Extending a smooth map

Question

When can I extend a smooth map $f:\mathbb{R^2}-\lbrace 0 \rbrace \to S^1$ to a smooth map $\tilde{f}:\mathbb{R^2} \to S^1$. For instance, consider $g(x,y)=(x,y)/\sqrt{x^2+y^2}$? Am I able to extend that to a smooth map $g$? My end goal is having the smooth map from $\mathbb{R^2}$ to $S^1$. It can be any map, this is just how I am trying to do it. Thanks!

Answer 1

If you are looking for a specific smooth function from $\mathbb R^2$ to $S^1$ you can use for example : $$f:\mathbb R^2\rightarrow S^1$$ $$f(x,y)=(\sin x, \cos x)$$ There are some other ways to construct smooth maps between manifolds. One way is to use the so called bump functions: http://en.wikipedia.org/wiki/Bump_function

These functions are smooth and have a compact support. If you extend the function to be zero in the rest of the manifold and nonzero inside its compact support you have a smooth map, from the manifold to $\mathbb R$ in this case.

Answer 2

Of course a necessary condition is that $f$ extend continuously to $\mathbb{R}^2$. Your map does not extend continuously: it takes a constant nonzero value along each ray through the origin, and this value is different for different rays, so $\lim_{P \rightarrow 0} f(P)$ does not exist.

Here is a criterion for continuous extension over a point:

$\bullet$ Theorem: Suppose $f: \mathbb{R}^n \setminus \{0\} \rightarrow \mathbb{R}$ is continuous. Then $f$ extends continuously to $0$ iff it is uniformly continuous on each bounded subset of $\mathbb{R}^n \setminus \{0\}$.

See $\S$ 10.11 of these notes for a proof, especially Corollary 10.48. The text takes $n = 1$ but the arguments work verbatim in the general case.

This adapts immediately to continuity of vector-valued functions, because a function $f = (f_1,\ldots,f_m): \mathbb{R}^n \rightarrow \mathbb{R}^m$ is continuous iff each of its coordinate functions $f_i: \mathbb{R}^n \rightarrow \mathbb{R}$ is continuous.

It is harder to give sufficient conditions for differentiability.

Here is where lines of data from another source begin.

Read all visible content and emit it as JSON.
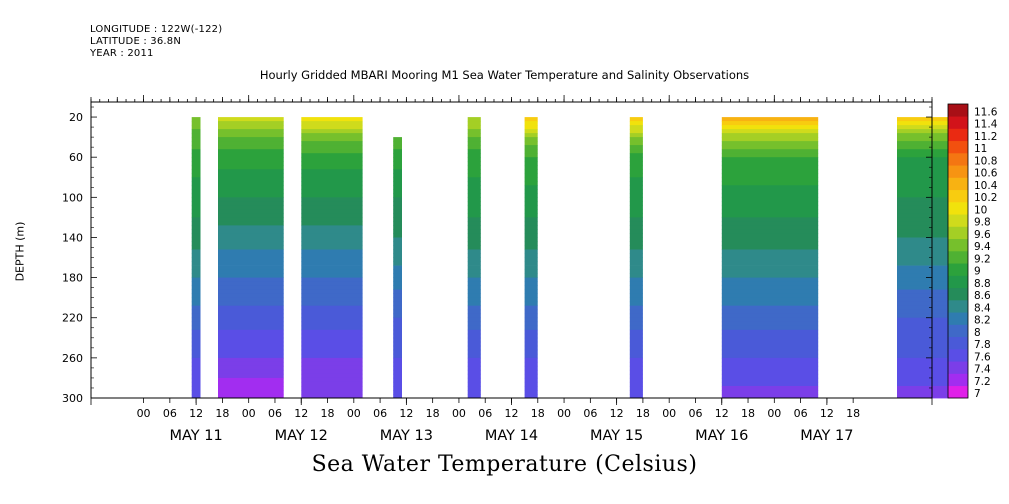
{
  "header": {
    "longitude": "LONGITUDE : 122W(-122)",
    "latitude": "LATITUDE : 36.8N",
    "year": "YEAR : 2011",
    "title": "Hourly Gridded MBARI Mooring M1 Sea Water Temperature and Salinity Observations"
  },
  "footer_title": "Sea Water Temperature (Celsius)",
  "chart_data": {
    "type": "heatmap",
    "title": "Hourly Gridded MBARI Mooring M1 Sea Water Temperature and Salinity Observations",
    "xlabel": "",
    "ylabel": "DEPTH (m)",
    "colorbar_label": "Sea Water Temperature (Celsius)",
    "x_hour_ticks": [
      "00",
      "06",
      "12",
      "18",
      "00",
      "06",
      "12",
      "18",
      "00",
      "06",
      "12",
      "18",
      "00",
      "06",
      "12",
      "18",
      "00",
      "06",
      "12",
      "18",
      "00",
      "06",
      "12",
      "18",
      "00",
      "06",
      "12",
      "18"
    ],
    "x_day_labels": [
      "MAY 11",
      "MAY 12",
      "MAY 13",
      "MAY 14",
      "MAY 15",
      "MAY 16",
      "MAY 17"
    ],
    "x_range_hours": [
      -12,
      180
    ],
    "y_ticks": [
      20,
      60,
      100,
      140,
      180,
      220,
      260,
      300
    ],
    "ylim": [
      300,
      5
    ],
    "y_inverted": true,
    "colorbar_levels": [
      7,
      7.2,
      7.4,
      7.6,
      7.8,
      8,
      8.2,
      8.4,
      8.6,
      8.8,
      9,
      9.2,
      9.4,
      9.6,
      9.8,
      10,
      10.2,
      10.4,
      10.6,
      10.8,
      11,
      11.2,
      11.4,
      11.6
    ],
    "colorbar_labels": [
      "7",
      "7.2",
      "7.4",
      "7.6",
      "7.8",
      "8",
      "8.2",
      "8.4",
      "8.6",
      "8.8",
      "9",
      "9.2",
      "9.4",
      "9.6",
      "9.8",
      "10",
      "10.2",
      "10.4",
      "10.6",
      "10.8",
      "11",
      "11.2",
      "11.4",
      "11.6"
    ],
    "colorbar_colors": [
      "#e020e8",
      "#a22df0",
      "#7b3ee8",
      "#5a4ee6",
      "#4a5ad8",
      "#3f69c8",
      "#2f7cb0",
      "#2f8a8a",
      "#258c5a",
      "#22984a",
      "#2ca23c",
      "#4fb133",
      "#76c02c",
      "#a4cf25",
      "#cfdb1c",
      "#f1e20c",
      "#f8cc10",
      "#f8b212",
      "#f79412",
      "#f47612",
      "#f2500f",
      "#ea2a12",
      "#d2131a",
      "#a80f16"
    ],
    "data_blocks": [
      {
        "start_hour": 11,
        "end_hour": 13,
        "top_depth": 20,
        "temps": [
          [
            20,
            9.6
          ],
          [
            40,
            9.3
          ],
          [
            60,
            9.1
          ],
          [
            100,
            8.9
          ],
          [
            140,
            8.7
          ],
          [
            180,
            8.4
          ],
          [
            220,
            8.1
          ],
          [
            260,
            7.8
          ],
          [
            300,
            7.6
          ]
        ]
      },
      {
        "start_hour": 17,
        "end_hour": 32,
        "top_depth": 20,
        "temps": [
          [
            20,
            9.9
          ],
          [
            40,
            9.4
          ],
          [
            60,
            9.1
          ],
          [
            100,
            8.8
          ],
          [
            140,
            8.5
          ],
          [
            180,
            8.2
          ],
          [
            220,
            7.9
          ],
          [
            260,
            7.6
          ],
          [
            300,
            7.2
          ]
        ]
      },
      {
        "start_hour": 36,
        "end_hour": 50,
        "top_depth": 20,
        "temps": [
          [
            20,
            10.1
          ],
          [
            40,
            9.5
          ],
          [
            60,
            9.1
          ],
          [
            100,
            8.8
          ],
          [
            140,
            8.5
          ],
          [
            180,
            8.2
          ],
          [
            220,
            7.9
          ],
          [
            260,
            7.6
          ],
          [
            300,
            7.4
          ]
        ]
      },
      {
        "start_hour": 57,
        "end_hour": 59,
        "top_depth": 40,
        "temps": [
          [
            40,
            9.4
          ],
          [
            60,
            9.1
          ],
          [
            100,
            8.8
          ],
          [
            140,
            8.6
          ],
          [
            180,
            8.3
          ],
          [
            220,
            8.0
          ],
          [
            260,
            7.8
          ],
          [
            300,
            7.6
          ]
        ]
      },
      {
        "start_hour": 74,
        "end_hour": 77,
        "top_depth": 20,
        "temps": [
          [
            20,
            9.8
          ],
          [
            40,
            9.4
          ],
          [
            60,
            9.1
          ],
          [
            100,
            8.9
          ],
          [
            140,
            8.7
          ],
          [
            180,
            8.4
          ],
          [
            220,
            8.1
          ],
          [
            260,
            7.8
          ],
          [
            300,
            7.6
          ]
        ]
      },
      {
        "start_hour": 87,
        "end_hour": 90,
        "top_depth": 20,
        "temps": [
          [
            20,
            10.4
          ],
          [
            40,
            9.6
          ],
          [
            60,
            9.2
          ],
          [
            100,
            8.9
          ],
          [
            140,
            8.7
          ],
          [
            180,
            8.4
          ],
          [
            220,
            8.1
          ],
          [
            260,
            7.8
          ],
          [
            300,
            7.6
          ]
        ]
      },
      {
        "start_hour": 111,
        "end_hour": 114,
        "top_depth": 20,
        "temps": [
          [
            20,
            10.3
          ],
          [
            40,
            9.6
          ],
          [
            60,
            9.1
          ],
          [
            100,
            8.9
          ],
          [
            140,
            8.7
          ],
          [
            180,
            8.4
          ],
          [
            220,
            8.1
          ],
          [
            260,
            7.8
          ],
          [
            300,
            7.6
          ]
        ]
      },
      {
        "start_hour": 132,
        "end_hour": 154,
        "top_depth": 20,
        "temps": [
          [
            20,
            10.6
          ],
          [
            30,
            10.1
          ],
          [
            40,
            9.7
          ],
          [
            60,
            9.2
          ],
          [
            100,
            8.9
          ],
          [
            140,
            8.7
          ],
          [
            180,
            8.4
          ],
          [
            220,
            8.1
          ],
          [
            260,
            7.8
          ],
          [
            300,
            7.5
          ]
        ]
      },
      {
        "start_hour": 172,
        "end_hour": 184,
        "top_depth": 20,
        "temps": [
          [
            20,
            10.4
          ],
          [
            40,
            9.5
          ],
          [
            60,
            9.0
          ],
          [
            100,
            8.8
          ],
          [
            140,
            8.6
          ],
          [
            180,
            8.3
          ],
          [
            220,
            8.0
          ],
          [
            260,
            7.8
          ],
          [
            300,
            7.5
          ]
        ]
      }
    ]
  }
}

I can think of one in one variable:

Theorem: Let $I$ be an open interval, let $a \in I$, and let $f: I \setminus \{a\} \rightarrow \mathbb{R}$. Suppose:
(i) $f$ extends continuously to $a$.
(ii) $f$ is differentiable at each $x \in I \setminus \{a\}$, and
(iii) $\lim_{x \rightarrow a} f'(x) = L$ exists.
Then $f$ is differentiable at $a$ and $f'(a) = L$.

I learned this result from Spivak's Calculus. A proof is given in $\S$ 5.5.5 loc. cit..

Off the top of my head, I'm not sure whether this result extends to differentiable functions of several variables. (Someone around here must know -- please tell me.)